On August 4, 2017, the U.S. Court of Appeals for the District of Columbia Circuit refused to enforce a holding by the National Labor Relations Board (Board) that the Cable News Network (CNN) was a joint employer.1 In the opinion, authored by Chief Judge Merrick Garland, the court found that the Board failed to adequately grapple with its conflicting precedent concerning what relationships constitute “joint employment.”
Historically, CNN relied on service contractors to provide technical support, such as camera operators, sound and studio technicians, and broadcast engineers. These workers were represented by a union, the National Association of Broadcast Employees and Technicians. Beginning in 2003, CNN decided to move away from that approach and to directly hire these types of workers for two of its news bureaus. It terminated its service contracts and engaged in its own hiring process to fill the technical positions. Ultimately, the union and the Board’s General Counsel filed complaints against CNN challenging its actions.2
The administrative law judge (ALJ) concluded that CNN had been a joint employer of the contractual employees prior to the termination of the service contracts. As a result, he found that CNN had been bound by the collective bargaining agreements with the workers’ union. The ALJ held that CNN had violated the National Labor Relations Act because, while a joint employer, it had allegedly unlawfully terminated the service contracts and had failed to bargain with the union about that decision. The ALJ also found CNN liable as a successor employer for various purported violations. The Board upheld the ALJ’s holdings on appeal and ordered certain remedies.3
The D.C. Circuit readily disagreed with the Board’s conclusions about CNN’s status as a joint employer.

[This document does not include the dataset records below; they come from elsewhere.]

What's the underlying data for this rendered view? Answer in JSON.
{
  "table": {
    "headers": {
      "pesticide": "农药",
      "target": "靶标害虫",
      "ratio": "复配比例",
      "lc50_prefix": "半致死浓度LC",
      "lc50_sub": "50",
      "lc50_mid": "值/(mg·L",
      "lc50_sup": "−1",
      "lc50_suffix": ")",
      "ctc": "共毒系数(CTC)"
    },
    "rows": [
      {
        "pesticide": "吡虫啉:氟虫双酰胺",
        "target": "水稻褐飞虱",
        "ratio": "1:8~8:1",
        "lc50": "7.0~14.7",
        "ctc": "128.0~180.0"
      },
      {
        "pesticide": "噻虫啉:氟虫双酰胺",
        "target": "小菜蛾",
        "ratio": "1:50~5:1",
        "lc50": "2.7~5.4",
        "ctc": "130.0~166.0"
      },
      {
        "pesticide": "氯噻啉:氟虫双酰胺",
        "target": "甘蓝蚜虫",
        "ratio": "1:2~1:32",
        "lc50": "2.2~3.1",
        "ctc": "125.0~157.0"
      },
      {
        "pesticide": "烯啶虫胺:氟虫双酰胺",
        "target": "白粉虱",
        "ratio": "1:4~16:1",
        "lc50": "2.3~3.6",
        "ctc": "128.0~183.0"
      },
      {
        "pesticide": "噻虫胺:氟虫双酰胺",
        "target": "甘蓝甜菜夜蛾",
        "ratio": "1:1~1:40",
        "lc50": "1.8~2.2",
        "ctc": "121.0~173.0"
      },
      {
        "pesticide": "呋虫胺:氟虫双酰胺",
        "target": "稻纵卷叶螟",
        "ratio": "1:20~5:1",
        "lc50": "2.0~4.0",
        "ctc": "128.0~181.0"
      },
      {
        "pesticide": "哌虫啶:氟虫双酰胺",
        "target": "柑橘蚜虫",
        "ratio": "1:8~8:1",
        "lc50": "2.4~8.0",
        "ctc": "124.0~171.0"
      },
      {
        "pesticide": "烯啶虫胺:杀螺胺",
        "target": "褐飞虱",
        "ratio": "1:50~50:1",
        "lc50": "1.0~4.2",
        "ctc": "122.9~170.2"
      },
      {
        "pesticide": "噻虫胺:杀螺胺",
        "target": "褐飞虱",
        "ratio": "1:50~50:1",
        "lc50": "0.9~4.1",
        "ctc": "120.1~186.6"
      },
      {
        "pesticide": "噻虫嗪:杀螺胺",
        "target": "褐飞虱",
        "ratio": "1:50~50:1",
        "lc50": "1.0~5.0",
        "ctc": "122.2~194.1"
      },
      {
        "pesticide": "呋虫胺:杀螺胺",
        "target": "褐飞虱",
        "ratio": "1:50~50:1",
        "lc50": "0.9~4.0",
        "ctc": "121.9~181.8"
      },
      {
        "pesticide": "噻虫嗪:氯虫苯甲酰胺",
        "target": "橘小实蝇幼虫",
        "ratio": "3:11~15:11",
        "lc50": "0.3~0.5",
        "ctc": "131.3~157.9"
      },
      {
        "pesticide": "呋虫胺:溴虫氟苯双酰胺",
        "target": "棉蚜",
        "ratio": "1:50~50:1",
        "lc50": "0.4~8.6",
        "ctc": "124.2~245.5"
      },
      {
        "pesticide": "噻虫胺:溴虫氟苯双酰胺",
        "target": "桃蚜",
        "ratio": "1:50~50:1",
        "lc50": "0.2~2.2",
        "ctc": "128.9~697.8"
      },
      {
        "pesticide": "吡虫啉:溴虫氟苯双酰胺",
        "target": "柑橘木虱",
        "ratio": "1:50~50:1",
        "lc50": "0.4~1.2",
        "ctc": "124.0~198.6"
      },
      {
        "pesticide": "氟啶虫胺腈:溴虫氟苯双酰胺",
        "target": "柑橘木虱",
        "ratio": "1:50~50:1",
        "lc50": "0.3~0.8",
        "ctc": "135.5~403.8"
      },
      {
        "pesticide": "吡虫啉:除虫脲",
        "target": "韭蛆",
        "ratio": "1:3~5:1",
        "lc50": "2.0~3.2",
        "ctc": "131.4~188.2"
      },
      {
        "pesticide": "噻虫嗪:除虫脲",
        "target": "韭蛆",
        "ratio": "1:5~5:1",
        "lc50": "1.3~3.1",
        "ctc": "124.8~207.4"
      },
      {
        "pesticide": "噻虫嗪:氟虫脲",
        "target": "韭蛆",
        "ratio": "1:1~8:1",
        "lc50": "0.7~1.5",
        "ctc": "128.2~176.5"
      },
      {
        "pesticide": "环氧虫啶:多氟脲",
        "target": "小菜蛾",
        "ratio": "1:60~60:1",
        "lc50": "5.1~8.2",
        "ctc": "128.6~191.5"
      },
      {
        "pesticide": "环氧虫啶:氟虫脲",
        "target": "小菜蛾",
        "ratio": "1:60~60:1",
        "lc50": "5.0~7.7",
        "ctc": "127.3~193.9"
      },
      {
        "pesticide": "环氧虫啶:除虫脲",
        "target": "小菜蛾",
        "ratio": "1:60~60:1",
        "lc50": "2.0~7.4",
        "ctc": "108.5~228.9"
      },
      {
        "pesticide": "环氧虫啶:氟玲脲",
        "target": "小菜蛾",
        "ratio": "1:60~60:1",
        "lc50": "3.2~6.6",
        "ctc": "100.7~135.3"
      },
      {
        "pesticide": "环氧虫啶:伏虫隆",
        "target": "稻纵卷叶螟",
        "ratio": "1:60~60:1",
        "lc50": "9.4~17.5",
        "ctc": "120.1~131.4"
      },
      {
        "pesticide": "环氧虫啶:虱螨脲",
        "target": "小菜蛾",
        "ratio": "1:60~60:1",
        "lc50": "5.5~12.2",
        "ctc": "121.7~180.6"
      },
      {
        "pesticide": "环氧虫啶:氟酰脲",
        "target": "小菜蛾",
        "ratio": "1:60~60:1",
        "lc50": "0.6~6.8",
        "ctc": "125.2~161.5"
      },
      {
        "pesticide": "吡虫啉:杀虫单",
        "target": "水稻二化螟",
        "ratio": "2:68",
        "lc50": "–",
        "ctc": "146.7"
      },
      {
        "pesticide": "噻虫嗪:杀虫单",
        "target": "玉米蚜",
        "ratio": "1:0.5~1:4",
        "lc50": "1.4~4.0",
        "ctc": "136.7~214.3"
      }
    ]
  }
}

The court did not address any underlying evidence but flatly rejected the Board’s joint employer holding as a legal matter. The court emphasized that the Board, citing two 1984 orders, identified the appropriate standard of review as to whether the asserted joint employers “share or codetermine those matters governing the essential terms and conditions of employment.”4 As the court pointed out, after setting forth this standard, the Board acknowledged in a footnote that more recent precedent imposed a more stringent standard—which it did not apply—requiring “direct and immediate control.” Despite identifying these inconsistent standards, the Board made no effort to explain its departure from existing precedent or otherwise eliminate the confusion.

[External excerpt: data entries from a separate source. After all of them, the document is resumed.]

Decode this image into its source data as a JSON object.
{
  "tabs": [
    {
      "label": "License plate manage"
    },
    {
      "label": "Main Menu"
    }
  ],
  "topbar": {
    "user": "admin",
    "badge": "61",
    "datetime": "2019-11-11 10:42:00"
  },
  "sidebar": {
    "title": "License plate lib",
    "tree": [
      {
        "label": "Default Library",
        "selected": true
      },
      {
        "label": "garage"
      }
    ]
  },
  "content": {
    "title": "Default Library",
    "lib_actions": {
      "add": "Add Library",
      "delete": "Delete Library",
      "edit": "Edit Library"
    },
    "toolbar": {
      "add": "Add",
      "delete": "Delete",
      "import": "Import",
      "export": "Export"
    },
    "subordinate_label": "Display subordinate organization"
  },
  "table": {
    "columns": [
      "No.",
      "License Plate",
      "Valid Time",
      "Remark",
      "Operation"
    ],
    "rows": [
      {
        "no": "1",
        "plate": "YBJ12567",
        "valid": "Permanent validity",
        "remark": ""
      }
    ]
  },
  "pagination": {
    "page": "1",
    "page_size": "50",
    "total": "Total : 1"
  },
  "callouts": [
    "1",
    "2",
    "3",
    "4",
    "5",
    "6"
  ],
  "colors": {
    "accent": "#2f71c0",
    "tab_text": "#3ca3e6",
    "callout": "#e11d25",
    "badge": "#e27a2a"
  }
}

The appellate court took issue with this omission, stating that “[s]ilence in the face of inconvenient precedent is not acceptable.”5 In reviewing the Board’s order, the D.C. Circuit distinguished the Board’s skirting of the joint employer issue with the more deliberative approach it took in Browning-Ferris. As summarized by the court, the Board in Browning-Ferris reviewed its precedents, criticized the “direct and immediate” control standard, “forthrightly overruled those cases and set forth, as a ‘a new rule’ for identifying joint employment, a standard quite similar to the one the Board” used in the CNN dispute.6 According to the D.C. Circuit, the Board could rightly revise the standard in that fashion “as long as it provide[d] a reasonable explanation for its change of course.”7 Of course, as the court recognized, the question of whether Browning-Ferris itself provides such a reasonable interpretation remains pending before another panel of the D.C. Circuit.
In the absence of such analysis and explanation, however, the court refused to endorse the Board’s summary adoption of the indirect joint employment standard in the instant matter.8 To the contrary, the D.C. Circuit denied the Board’s request for enforcement of its order as to the company's status as a joint employer and relieved it of any associated liability.9 While this ruling does not affect the ongoing Browning-Ferris appeal, it reiterates the limits placed on the Board’s authority to implement new interpretations.